Demorei tanto pra escrever sobre a minha visita ao restaurante Tordesilhas em São Paulo, que agora vou ter que espremer a memória e torcer pra não ter esquecido nenhum detalhe. O plano inicial, sugerido pela Neide Rigo e acatado alegremente por mim, era ir conhecer o famoso restaurante Mocotó que conquistou a cidade com seus quitutes nordestinos. Mas o dia em que me encontrei com a Neide era o meu último em São Paulo e no Brasil. Naquele mesmo dia eu iria direto pro aeroporto e fiquei um pouco nervosa com a localização meio distante do Mocotó. Quando a Neide sugeriu o Tordesilhas como segunda opção, escolhi fazer a troca na hora. Não me arrependi. O Mocotó ficou para a próxima.
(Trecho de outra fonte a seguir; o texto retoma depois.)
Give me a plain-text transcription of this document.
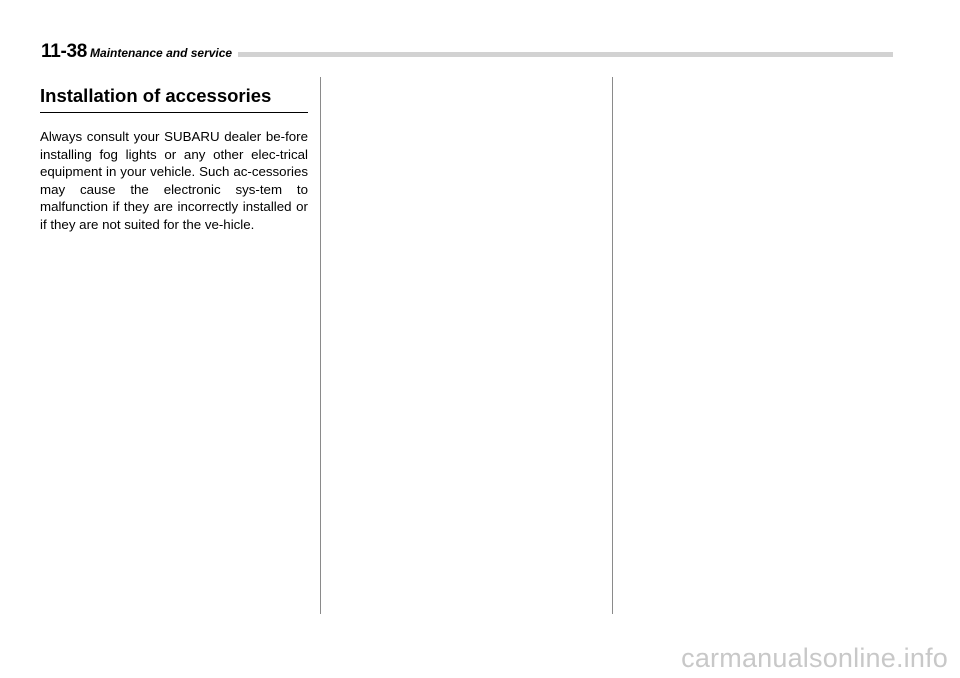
11-38 Maintenance and service
Installation of accessories

Always consult your SUBARU dealer be-fore installing fog lights or any other elec-trical equipment in your vehicle. Such ac-cessories may cause the electronic sys-tem to malfunction if they are incorrectly installed or if they are not suited for the ve-hicle.

carmanualsonline.info
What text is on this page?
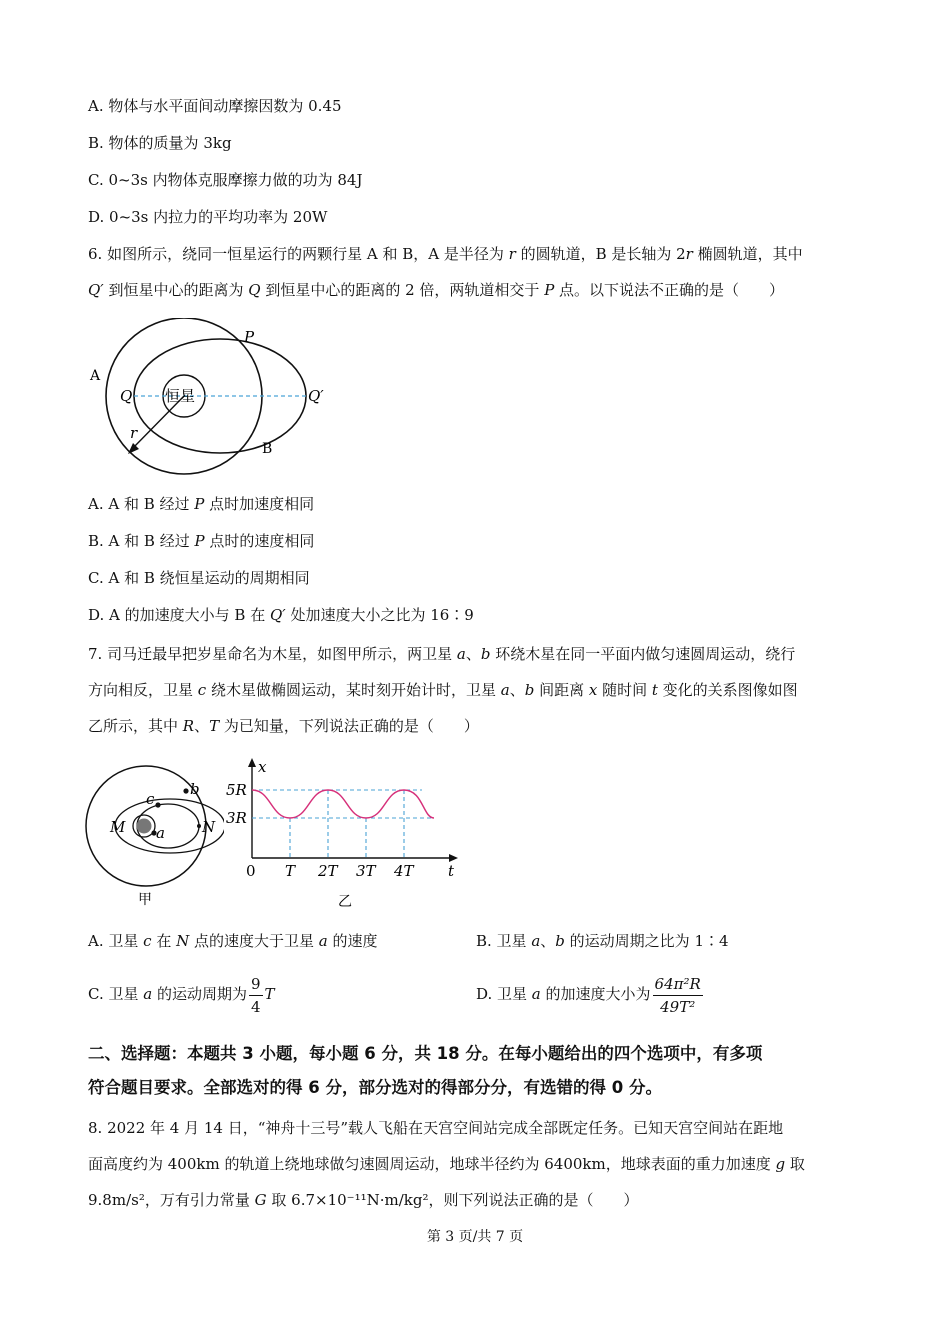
A. 物体与水平面间动摩擦因数为 0.45
B. 物体的质量为 3kg
C. 0~3s 内物体克服摩擦力做的功为 84J
D. 0~3s 内拉力的平均功率为 20W
6. 如图所示，绕同一恒星运行的两颗行星 A 和 B，A 是半径为 r 的圆轨道，B 是长轴为 2r 椭圆轨道，其中
Q′ 到恒星中心的距离为 Q 到恒星中心的距离的 2 倍，两轨道相交于 P 点。以下说法不正确的是（　　）
A
B
P
Q	Q′
r
恒星
A. A 和 B 经过 P 点时加速度相同
B. A 和 B 经过 P 点时的速度相同
C. A 和 B 绕恒星运动的周期相同
D. A 的加速度大小与 B 在 Q′ 处加速度大小之比为 16∶9
7. 司马迁最早把岁星命名为木星，如图甲所示，两卫星 a、b 环绕木星在同一平面内做匀速圆周运动，绕行
方向相反，卫星 c 绕木星做椭圆运动，某时刻开始计时，卫星 a、b 间距离 x 随时间 t 变化的关系图像如图
乙所示，其中 R、T 为已知量，下列说法正确的是（　　）
b
c
M a N
甲
x
t
0
5R
3R
T 2T 3T 4T
乙
A. 卫星 c 在 N 点的速度大于卫星 a 的速度	B. 卫星 a、b 的运动周期之比为 1∶4
C. 卫星 a 的运动周期为 $\frac{9}{4}$ T	D. 卫星 a 的加速度大小为 $\frac{\text{64π²R}}{\text{49T²}}$
二、选择题：本题共 3 小题，每小题 6 分，共 18 分。在每小题给出的四个选项中，有多项
符合题目要求。全部选对的得 6 分，部分选对的得部分分，有选错的得 0 分。
8. 2022 年 4 月 14 日，“神舟十三号”载人飞船在天宫空间站完成全部既定任务。已知天宫空间站在距地
面高度约为 400km 的轨道上绕地球做匀速圆周运动，地球半径约为 6400km，地球表面的重力加速度 g 取
9.8m/s²，万有引力常量 G 取 6.7×10⁻¹¹N·m/kg²，则下列说法正确的是（　　）
第 3 页/共 7 页
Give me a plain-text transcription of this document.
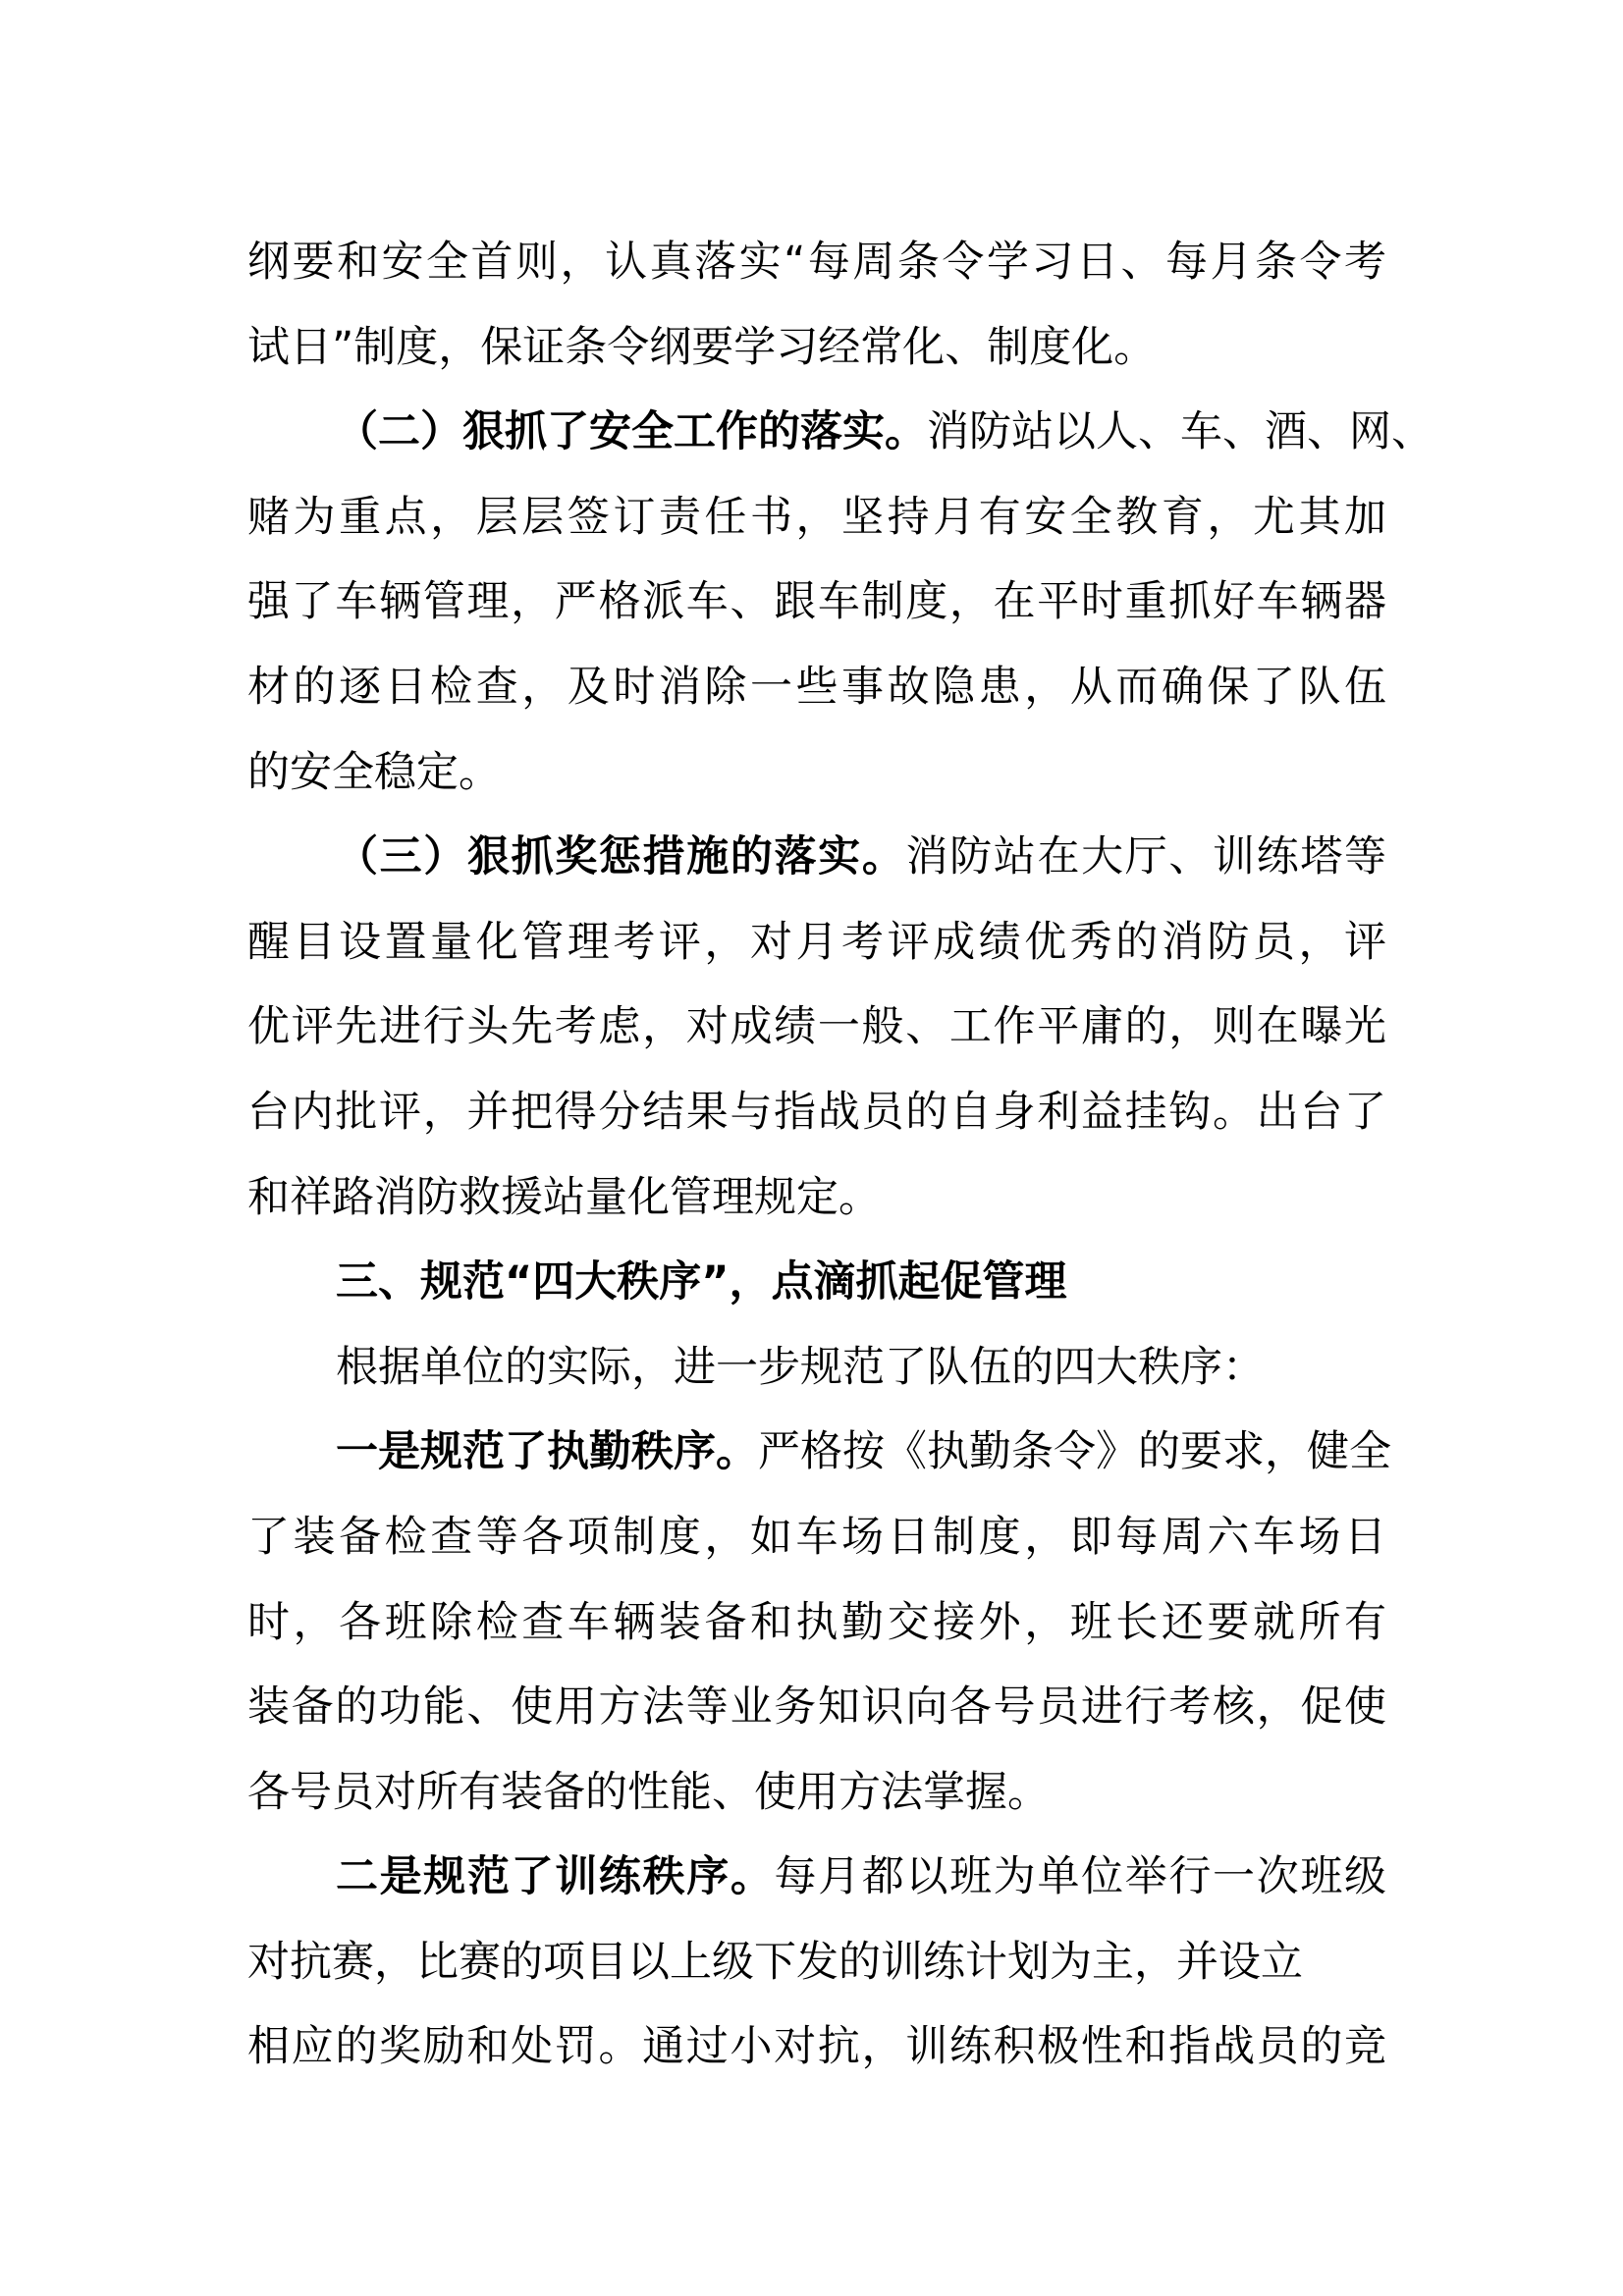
纲要和安全首则，认真落实“每周条令学习日、每月条令考
试日”制度，保证条令纲要学习经常化、制度化。
（二）狠抓了安全工作的落实。消防站以人、车、酒、网、
赌为重点，层层签订责任书，坚持月有安全教育，尤其加
强了车辆管理，严格派车、跟车制度，在平时重抓好车辆器
材的逐日检查，及时消除一些事故隐患，从而确保了队伍
的安全稳定。
（三）狠抓奖惩措施的落实。消防站在大厅、训练塔等
醒目设置量化管理考评，对月考评成绩优秀的消防员，评
优评先进行头先考虑，对成绩一般、工作平庸的，则在曝光
台内批评，并把得分结果与指战员的自身利益挂钩。出台了
和祥路消防救援站量化管理规定。
三、规范“四大秩序”，点滴抓起促管理
根据单位的实际，进一步规范了队伍的四大秩序：
一是规范了执勤秩序。严格按《执勤条令》的要求，健全
了装备检查等各项制度，如车场日制度，即每周六车场日
时，各班除检查车辆装备和执勤交接外，班长还要就所有
装备的功能、使用方法等业务知识向各号员进行考核，促使
各号员对所有装备的性能、使用方法掌握。
二是规范了训练秩序。每月都以班为单位举行一次班级
对抗赛，比赛的项目以上级下发的训练计划为主，并设立
相应的奖励和处罚。通过小对抗，训练积极性和指战员的竞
Voltando no tempo um pouco, tenho que registrar aqui o meu nervoso e a minha caipirice com o tamanho da cidade e as distâncias dentro de São Paulo e como é meu costume fazer, esquentei a moringa à beça pensando e planejando como eu iria me locomover de um lugar pro outro por lá. Eu não contava com a generosidade e gentileza das queridas amigas com quem me encontrei e que se ofereceram de me dirigir pra lá e prá cá. Assim acabei chegando na casa da Neide antes das oito da manhã, sem nenhum esforço, só no papo gourmet com a minha amiga Daniela, que bondosamente me dirigiu do Itaim-Bibi até a Lapa numa piscada.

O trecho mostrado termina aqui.